Wednesday, January 29, 2014

Let’s make this a year of action

I am a cancer survivor, a member of an ethnic minority, a recent college graduate, and a first generation American. My parents are small business owners, victims of gun violence, and have benefited from student loans and unemployment benefits.

Mom came to America when she was 18. She worked a full-time job at a nursing home for minimum wage ($3.25 an hour) while enrolling full-time at community college. To help pay for her education, she took student loans. After graduating, she got married to my dad and found work for a meager salary of $20,000 a year. She also needed to take advantage of certain tax breaks aimed at working families, such as the earned income tax credit and the child tax credit. After 7 years of working hard, however, her company laid her off because of downsizing. She was laid off through no fault of her own, and needed unemployment benefits while searching for other work. She later joined my father in a business he created. 

But my parents would never consider themselves “dependent on government”. In fact, we believe government is dependent on us. And when we work hard and are responsible, we see nothing “socialist” or “un-American” by asking our government for assistance. It’s not called a hand-out, but more of an investment.

And it’s these types of investments that the President spoke about in his State of the Union address last night.

“For several years now, this town has been consumed by a rancorous argument over the proper size of the federal government. It’s an important debate…but when that debate prevents us from carrying out even the most basic functions of our democracy – when our differences shut down government or threaten the full faith and credit of the United States – then we are not doing right by the American people." 

Last night’s State of the Union Address was a great testament to the leadership of President Obama. Not only did he highlight the many successes of his administration, but he also chose to rise above the bitter partisanship that has divided our Congress and, instead, address how we can continue moving forward.

First and foremost, it is necessary to understand the significant improvements in the state of our union since the President took office.

Five years ago, our economy was shedding nearly 800,000 jobs per month. Today, our economy has added more than 8 million new jobs and unemployment has fallen to less than 7% after peaking at 10.2% in 2010.
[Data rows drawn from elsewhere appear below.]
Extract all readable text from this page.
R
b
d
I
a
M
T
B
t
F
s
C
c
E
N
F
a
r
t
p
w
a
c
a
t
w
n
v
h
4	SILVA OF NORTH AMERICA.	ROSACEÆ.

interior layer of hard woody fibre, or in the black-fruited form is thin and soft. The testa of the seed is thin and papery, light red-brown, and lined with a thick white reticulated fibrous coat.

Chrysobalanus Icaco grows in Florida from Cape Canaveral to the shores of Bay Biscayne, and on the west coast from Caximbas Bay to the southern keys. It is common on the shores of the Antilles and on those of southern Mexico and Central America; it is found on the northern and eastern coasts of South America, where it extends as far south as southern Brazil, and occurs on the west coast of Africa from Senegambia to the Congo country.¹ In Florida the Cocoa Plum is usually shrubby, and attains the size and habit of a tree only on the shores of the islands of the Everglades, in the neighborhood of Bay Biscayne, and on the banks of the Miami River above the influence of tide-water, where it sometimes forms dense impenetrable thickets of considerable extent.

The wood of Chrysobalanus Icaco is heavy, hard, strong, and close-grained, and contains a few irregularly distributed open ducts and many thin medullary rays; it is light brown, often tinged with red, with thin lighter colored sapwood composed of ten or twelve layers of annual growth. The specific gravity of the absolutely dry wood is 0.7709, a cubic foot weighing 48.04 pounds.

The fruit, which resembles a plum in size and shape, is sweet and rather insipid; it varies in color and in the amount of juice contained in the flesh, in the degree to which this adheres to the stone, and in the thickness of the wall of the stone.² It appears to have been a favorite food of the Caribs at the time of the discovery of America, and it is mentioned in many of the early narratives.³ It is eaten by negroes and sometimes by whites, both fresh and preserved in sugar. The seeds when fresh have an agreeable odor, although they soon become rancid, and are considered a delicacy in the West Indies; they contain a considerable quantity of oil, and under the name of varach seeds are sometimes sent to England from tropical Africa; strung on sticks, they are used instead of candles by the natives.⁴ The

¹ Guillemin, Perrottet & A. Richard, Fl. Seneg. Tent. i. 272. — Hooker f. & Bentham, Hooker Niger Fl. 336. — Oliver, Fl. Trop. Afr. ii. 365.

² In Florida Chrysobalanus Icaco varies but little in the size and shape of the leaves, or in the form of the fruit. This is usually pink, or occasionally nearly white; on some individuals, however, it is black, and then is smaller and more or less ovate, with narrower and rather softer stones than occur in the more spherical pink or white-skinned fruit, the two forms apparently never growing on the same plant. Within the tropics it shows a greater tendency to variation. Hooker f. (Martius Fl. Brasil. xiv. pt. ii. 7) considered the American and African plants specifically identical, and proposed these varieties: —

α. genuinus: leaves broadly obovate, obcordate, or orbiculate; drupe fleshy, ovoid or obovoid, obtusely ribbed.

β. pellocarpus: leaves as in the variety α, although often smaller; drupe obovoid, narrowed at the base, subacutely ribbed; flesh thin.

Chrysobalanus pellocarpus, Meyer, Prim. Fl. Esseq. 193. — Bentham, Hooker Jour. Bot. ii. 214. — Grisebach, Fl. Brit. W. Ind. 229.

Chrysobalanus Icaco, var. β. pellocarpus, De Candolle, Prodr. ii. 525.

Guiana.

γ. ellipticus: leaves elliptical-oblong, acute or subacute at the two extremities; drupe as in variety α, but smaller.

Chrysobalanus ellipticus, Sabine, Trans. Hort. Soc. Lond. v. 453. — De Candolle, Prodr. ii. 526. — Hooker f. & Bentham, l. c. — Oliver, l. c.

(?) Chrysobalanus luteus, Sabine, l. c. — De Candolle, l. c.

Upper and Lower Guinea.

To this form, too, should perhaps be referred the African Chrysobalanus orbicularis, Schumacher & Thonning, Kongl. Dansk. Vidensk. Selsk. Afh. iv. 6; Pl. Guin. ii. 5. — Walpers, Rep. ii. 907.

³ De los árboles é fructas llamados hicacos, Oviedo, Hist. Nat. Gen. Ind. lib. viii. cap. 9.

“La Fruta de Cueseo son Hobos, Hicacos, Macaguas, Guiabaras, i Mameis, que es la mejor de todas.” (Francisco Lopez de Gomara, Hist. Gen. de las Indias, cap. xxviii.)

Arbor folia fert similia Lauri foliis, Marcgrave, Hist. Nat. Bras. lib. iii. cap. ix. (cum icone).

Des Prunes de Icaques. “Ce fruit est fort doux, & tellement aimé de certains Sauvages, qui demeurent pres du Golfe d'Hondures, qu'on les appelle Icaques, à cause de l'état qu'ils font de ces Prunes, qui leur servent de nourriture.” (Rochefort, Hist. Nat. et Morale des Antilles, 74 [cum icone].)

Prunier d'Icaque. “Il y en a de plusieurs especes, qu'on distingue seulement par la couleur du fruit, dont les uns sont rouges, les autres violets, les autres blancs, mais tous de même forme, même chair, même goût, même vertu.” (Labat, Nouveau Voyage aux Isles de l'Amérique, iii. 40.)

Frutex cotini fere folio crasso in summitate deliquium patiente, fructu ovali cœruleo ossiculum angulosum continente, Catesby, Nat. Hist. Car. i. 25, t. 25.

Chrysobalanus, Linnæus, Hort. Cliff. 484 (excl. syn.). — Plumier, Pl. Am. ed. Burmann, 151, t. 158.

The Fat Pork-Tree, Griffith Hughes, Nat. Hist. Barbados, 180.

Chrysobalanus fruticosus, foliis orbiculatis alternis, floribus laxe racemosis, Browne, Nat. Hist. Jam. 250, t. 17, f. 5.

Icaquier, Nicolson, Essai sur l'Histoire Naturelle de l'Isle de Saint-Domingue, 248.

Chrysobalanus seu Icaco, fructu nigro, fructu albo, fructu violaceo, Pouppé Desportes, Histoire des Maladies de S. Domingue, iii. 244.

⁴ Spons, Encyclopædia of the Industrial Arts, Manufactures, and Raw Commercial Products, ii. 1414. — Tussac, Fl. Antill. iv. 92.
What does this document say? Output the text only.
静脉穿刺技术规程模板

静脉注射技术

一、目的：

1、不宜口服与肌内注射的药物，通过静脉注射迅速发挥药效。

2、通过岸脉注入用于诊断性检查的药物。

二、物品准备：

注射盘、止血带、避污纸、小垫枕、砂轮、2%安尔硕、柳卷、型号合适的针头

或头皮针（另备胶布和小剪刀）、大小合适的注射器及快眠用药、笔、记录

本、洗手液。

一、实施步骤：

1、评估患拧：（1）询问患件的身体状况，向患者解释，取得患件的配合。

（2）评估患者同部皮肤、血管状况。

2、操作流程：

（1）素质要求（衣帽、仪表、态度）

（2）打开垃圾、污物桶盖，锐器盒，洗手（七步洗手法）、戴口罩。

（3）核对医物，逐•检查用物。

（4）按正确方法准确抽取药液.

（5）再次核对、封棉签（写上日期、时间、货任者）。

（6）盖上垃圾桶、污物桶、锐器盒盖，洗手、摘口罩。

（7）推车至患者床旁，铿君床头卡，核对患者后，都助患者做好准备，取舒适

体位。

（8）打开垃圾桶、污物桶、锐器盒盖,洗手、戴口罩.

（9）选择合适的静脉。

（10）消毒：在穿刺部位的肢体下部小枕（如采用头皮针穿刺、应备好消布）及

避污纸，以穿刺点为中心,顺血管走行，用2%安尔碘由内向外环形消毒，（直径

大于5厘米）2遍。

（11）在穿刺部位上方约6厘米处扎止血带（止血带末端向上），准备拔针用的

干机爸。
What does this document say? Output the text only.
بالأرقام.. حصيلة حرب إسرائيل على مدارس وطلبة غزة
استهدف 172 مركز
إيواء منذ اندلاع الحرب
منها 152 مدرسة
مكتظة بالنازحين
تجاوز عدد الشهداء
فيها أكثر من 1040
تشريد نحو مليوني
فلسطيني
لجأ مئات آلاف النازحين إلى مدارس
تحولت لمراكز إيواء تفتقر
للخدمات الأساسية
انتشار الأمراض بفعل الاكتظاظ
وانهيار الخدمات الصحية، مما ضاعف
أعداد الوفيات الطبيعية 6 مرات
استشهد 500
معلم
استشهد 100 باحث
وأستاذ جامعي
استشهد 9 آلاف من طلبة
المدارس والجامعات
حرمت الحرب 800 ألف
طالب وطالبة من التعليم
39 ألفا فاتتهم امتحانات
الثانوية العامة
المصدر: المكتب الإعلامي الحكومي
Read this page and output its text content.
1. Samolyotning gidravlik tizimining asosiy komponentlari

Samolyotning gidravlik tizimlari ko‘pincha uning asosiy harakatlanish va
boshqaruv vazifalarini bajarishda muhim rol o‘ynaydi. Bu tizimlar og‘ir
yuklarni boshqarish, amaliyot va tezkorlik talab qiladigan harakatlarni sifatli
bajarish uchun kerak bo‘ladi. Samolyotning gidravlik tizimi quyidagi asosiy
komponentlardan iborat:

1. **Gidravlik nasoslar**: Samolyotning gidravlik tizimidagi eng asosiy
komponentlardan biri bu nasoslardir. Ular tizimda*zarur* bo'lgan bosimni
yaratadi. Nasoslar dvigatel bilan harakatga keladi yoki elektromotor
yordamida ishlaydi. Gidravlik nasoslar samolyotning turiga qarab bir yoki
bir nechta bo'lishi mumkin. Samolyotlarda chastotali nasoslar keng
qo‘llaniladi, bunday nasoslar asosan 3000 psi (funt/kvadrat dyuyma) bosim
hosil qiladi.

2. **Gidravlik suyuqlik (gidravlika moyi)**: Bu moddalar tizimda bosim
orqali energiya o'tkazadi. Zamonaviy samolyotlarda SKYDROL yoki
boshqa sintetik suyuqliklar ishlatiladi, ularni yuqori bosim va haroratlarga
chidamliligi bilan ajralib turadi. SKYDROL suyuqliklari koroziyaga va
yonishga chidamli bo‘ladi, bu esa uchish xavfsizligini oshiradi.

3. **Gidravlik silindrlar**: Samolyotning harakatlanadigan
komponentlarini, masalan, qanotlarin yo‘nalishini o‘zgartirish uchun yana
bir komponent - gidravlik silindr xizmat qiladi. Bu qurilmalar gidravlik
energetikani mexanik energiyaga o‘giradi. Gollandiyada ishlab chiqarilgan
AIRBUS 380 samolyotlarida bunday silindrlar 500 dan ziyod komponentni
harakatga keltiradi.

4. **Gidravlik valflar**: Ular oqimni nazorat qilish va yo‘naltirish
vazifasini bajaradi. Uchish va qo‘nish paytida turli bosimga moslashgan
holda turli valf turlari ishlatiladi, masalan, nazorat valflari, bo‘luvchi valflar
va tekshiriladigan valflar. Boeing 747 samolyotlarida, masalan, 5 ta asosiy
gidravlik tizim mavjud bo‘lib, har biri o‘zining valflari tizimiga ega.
Five years ago, the U.S. auto-industry was going bankrupt. Today, U.S. auto-makers have not only repaid their debt, but are even doubling their fuel-efficiency standards, thus significantly reducing our dependence on foreign oil and saving the average vehicle around $8,000 a year.
Five years ago, our housing market crashed. Today, the housing market has rebounded and home foreclosure rates are at an all-time low. One major reason for this is that the President has made it significantly easier for people to refinance their homes. Prior to the President’s HARP program, many responsible homeowners were stuck at high refinancing rates because home values in their neighborhood plummeted after the financial crisis. By preventing banks from denying lower refinancing rates to these individuals, the average homeowner now saves an average of $3,000 a year in mortgage payments. As the President puts it, "When folks are spending less on mortgage payments, they’re spending more at local businesses. And when those businesses have more customers, they start hiring more workers."

And finally, five years ago, our healthcare system was broken. What’s worse, according to the American Journal of Medicine, medical debt due to lack or loss of health insurance accounted for more than 60% of all bankruptcies.

Today, however, healthcare costs have grown at the slowest rate in our history. For the first time ever, 3 million young adults can stay on their parents’ insurance until 26. For the first time ever, 6 million Americans now have coverage that couldn’t before. For the first time ever, 129 million Americans can’t be denied coverage due to a pre-existing condition. For the first time ever, private insurers must spend at least 80% of your premiums on actual healthcare (last year, 9 million Americans received a rebate from their insurance companies).

But with all these successes, if Congress continues to stand in the way of progress; if they continue to ignore the President’s call for a new jobs program, for new gun control measures, or for immigration reform; if they simply continue voting to repeal Obamacare instead of offering concrete alternatives; then I see nothing wrong with the President taking matters into his own hands.

Let’s move FORWARD and make this year “a year of action”.